How has the British government responded over the decades to the Irish nationalist campaign on the mainland of Britain? This paper elucidated the process which made the government follow a policy of deportation in two periods. It began by looking at initial reaction in the nineteenth century, including the controversial creation of a political police force – the Special Irish Branch. In the 1920s, wartime legislation still in force following the First World War was used to aid the security forces – notably article 14B of the Defence of the Realm Act 1914 (DORA), which makes provision for internship without trial. Although there was also provision for  appeal, most Irish detained under this Act found it to be the first step towards deportation and imprisonment in Ireland. Faced with a resurgent campaign in 1939, the government of the day sought the same tactic. With no wartime legislation at its disposal, it introduced the Prevention of Violence Bill aimed at Irish Nationalists. The Act contained three central powers for the Home Secretary to exercise at his discretion: registration, expulsion and prohibition. Despite the reservations of many MPs, the Bill passed through all its stages in two days. In the first month the Government issued ninety-seven Expulsion Orders, twenty two Registration Orders and a further eight Prohibition orders. 

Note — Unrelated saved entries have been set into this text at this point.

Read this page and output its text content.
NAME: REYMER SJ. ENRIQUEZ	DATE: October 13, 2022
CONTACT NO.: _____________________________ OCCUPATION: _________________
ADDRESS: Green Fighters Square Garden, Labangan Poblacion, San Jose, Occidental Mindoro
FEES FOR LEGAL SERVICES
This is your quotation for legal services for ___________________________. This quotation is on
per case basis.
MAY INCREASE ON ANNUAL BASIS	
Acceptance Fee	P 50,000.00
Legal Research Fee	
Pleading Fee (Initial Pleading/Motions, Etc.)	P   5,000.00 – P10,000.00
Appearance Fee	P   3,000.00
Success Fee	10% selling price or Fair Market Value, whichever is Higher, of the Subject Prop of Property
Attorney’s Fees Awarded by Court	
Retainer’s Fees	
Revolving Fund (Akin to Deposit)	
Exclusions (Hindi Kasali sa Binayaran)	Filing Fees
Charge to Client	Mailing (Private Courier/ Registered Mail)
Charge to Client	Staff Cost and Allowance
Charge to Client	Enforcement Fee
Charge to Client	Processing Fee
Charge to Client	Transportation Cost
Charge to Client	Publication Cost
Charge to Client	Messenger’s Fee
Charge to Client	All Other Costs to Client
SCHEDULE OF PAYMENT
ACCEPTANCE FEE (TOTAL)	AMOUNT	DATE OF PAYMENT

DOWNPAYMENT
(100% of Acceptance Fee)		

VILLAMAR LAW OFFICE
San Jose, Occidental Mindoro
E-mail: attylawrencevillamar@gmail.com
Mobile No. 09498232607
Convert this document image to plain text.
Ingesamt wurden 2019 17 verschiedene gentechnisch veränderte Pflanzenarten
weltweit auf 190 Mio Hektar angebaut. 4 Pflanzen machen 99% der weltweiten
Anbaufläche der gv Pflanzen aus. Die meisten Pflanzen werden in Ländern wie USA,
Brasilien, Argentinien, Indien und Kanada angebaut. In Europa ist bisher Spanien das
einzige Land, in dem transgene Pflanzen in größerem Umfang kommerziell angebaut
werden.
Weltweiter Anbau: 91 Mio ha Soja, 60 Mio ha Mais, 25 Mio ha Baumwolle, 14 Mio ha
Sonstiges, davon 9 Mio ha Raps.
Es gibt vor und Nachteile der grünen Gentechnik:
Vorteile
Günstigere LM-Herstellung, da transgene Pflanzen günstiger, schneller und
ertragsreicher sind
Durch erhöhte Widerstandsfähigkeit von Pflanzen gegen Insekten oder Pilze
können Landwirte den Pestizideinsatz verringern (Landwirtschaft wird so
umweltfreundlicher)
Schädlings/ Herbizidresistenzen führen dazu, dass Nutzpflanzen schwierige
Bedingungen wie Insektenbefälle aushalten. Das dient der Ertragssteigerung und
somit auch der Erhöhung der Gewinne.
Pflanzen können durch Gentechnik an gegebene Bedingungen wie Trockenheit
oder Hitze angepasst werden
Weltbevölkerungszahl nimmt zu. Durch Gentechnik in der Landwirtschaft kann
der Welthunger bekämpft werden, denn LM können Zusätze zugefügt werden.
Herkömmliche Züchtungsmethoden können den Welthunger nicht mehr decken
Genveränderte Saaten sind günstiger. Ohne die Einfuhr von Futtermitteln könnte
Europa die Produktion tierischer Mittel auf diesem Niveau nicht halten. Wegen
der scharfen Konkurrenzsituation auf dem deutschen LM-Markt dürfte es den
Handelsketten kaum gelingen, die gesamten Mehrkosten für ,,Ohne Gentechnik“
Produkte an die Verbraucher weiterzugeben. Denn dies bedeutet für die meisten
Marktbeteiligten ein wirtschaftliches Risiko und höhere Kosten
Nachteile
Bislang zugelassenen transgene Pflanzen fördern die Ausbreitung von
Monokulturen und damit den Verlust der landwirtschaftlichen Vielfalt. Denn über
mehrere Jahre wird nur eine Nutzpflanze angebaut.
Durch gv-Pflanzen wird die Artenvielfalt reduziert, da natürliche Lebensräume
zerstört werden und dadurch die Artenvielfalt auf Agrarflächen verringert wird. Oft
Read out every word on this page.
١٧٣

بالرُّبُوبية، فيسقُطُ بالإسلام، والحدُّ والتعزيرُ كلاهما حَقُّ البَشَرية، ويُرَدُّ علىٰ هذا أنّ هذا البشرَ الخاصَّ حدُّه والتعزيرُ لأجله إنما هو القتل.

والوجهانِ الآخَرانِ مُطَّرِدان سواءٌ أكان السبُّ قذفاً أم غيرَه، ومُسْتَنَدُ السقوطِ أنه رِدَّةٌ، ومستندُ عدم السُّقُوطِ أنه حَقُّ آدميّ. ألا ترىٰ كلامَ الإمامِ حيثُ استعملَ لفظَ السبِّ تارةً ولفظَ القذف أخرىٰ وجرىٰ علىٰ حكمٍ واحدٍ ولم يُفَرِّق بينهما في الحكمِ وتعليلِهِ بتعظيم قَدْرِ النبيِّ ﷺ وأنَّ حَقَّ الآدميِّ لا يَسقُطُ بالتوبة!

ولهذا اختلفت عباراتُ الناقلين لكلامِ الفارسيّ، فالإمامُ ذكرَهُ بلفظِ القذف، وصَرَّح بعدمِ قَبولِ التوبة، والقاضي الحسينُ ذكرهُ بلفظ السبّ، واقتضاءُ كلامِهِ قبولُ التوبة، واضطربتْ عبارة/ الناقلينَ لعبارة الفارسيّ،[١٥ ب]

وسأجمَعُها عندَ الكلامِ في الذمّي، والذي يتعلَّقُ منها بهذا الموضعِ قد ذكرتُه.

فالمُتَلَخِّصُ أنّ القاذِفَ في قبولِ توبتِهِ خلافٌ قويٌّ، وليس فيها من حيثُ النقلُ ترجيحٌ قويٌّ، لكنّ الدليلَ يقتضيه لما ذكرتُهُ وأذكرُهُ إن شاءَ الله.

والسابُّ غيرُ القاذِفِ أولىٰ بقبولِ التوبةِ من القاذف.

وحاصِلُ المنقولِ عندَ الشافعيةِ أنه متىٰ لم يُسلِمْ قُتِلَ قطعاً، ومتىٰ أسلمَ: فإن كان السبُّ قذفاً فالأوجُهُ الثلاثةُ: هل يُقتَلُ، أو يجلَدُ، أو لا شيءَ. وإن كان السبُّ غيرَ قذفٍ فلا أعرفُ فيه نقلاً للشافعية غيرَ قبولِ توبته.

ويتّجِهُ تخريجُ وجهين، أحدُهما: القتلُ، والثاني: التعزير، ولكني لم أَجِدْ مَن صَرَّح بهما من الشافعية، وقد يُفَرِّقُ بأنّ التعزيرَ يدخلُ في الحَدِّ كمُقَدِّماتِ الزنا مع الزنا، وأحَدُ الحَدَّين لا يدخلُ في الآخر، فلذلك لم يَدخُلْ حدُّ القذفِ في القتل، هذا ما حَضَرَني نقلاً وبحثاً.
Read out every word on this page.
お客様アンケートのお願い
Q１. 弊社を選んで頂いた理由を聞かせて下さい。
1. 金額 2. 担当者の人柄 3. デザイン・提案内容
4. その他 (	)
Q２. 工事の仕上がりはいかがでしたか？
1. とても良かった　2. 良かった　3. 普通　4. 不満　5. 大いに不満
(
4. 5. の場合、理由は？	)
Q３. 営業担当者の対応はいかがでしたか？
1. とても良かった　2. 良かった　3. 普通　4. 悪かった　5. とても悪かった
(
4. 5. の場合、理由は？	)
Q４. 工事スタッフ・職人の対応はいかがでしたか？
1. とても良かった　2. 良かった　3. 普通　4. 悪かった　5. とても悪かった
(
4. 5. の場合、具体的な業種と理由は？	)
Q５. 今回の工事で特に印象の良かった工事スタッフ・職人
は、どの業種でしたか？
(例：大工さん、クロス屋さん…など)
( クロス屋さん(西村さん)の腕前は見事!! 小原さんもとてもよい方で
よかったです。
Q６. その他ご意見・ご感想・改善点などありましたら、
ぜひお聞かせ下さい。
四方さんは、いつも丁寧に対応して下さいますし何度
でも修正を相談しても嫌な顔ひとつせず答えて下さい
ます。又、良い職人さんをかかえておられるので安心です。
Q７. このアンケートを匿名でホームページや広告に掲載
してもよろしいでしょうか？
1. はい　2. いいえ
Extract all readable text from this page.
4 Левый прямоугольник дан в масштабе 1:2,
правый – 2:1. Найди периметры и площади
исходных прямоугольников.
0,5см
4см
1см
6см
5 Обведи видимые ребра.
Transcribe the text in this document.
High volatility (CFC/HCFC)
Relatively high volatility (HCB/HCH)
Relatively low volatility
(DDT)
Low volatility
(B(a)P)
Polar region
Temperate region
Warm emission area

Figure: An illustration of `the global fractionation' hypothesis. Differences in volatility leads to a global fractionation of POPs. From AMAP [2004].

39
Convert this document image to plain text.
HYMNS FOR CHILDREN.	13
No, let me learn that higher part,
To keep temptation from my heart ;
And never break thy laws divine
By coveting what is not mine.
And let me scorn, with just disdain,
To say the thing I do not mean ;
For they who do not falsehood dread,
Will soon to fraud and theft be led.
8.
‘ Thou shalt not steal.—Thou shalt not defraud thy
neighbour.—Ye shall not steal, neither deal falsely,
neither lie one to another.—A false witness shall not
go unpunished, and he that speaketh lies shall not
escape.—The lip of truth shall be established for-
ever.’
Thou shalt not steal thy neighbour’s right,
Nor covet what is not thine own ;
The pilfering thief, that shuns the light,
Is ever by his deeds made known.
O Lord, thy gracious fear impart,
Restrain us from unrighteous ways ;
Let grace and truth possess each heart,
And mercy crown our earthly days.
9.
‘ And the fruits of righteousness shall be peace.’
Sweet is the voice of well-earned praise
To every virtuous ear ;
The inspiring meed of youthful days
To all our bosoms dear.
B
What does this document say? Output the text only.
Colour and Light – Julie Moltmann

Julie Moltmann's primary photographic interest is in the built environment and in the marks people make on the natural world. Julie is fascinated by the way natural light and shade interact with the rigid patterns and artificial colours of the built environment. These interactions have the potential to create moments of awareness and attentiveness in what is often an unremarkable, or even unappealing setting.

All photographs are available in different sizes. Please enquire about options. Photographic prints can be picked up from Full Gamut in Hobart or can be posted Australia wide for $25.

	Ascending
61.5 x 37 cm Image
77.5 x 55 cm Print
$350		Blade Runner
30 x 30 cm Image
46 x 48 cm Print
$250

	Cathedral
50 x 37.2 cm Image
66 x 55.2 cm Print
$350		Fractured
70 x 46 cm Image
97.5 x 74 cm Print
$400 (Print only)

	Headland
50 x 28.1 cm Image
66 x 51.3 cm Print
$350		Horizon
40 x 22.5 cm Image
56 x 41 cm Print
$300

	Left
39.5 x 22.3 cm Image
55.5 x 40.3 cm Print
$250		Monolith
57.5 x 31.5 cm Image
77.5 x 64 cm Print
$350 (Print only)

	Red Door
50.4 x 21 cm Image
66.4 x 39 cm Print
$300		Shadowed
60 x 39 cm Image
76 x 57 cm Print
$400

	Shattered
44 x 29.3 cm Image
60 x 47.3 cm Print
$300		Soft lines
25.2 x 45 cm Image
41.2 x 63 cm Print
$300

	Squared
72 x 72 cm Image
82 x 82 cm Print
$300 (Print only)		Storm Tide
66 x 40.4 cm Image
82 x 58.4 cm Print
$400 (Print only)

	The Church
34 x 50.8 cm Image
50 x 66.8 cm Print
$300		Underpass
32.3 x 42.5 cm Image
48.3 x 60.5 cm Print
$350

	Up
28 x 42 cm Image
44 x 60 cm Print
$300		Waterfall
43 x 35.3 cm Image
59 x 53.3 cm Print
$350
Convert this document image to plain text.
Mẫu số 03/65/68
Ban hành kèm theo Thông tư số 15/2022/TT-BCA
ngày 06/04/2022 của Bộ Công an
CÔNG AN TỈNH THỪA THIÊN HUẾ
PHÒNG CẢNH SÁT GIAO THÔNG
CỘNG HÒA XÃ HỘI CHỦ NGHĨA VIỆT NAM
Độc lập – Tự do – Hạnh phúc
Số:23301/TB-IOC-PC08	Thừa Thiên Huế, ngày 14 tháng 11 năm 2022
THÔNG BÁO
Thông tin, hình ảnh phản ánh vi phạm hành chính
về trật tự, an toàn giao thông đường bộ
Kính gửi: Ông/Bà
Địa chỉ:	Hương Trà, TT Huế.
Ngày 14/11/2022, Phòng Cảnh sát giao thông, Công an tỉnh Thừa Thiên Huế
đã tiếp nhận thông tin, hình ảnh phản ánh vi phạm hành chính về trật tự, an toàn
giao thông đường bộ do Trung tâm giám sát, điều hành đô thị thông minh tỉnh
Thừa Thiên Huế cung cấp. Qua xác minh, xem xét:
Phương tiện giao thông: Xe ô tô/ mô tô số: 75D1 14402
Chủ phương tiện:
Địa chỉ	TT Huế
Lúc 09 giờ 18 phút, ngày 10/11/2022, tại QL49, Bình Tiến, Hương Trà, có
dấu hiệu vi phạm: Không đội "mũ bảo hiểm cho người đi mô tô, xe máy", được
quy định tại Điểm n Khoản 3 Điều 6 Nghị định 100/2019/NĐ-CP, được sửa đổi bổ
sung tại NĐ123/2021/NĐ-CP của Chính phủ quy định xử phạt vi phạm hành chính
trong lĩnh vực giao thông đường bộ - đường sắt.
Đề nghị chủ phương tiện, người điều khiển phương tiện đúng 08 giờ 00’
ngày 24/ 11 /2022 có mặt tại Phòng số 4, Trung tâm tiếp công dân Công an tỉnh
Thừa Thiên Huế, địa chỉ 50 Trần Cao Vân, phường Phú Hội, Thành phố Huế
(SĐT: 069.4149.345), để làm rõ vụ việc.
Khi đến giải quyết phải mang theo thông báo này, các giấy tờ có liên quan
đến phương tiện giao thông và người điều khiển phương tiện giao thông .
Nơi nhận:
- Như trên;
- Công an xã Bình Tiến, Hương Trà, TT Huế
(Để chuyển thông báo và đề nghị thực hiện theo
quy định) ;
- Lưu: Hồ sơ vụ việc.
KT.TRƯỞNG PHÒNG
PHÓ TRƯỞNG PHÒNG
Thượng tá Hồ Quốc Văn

The IRT-affair in the Netherlands

Jack Wever MCM MCrim, Dutch policy advisor and researcher, and current PhD student at the Police Academy of the Netherlands

24 November 2016

In 1993 a press release by the Amsterdam chief of police, mayor and chief public prosecutor set in motion a string of events that became known as the IRT-affair. The IRT, an interregional criminal investigations team, was set up in 1989 to combat organised crime. Its main target was the criminal organisation of Klaas Bruinsma, a.k.a. ‘the vicar’, one of Europe’s biggest drug dealers. Lacking success in its investigations and under pressure to perform, the IRT resorted to methods that would later be labelled ‘dirty’. Looking back: what was the IRT-affair, how did we get there, how can we make sense of it and what can we learn from the experience?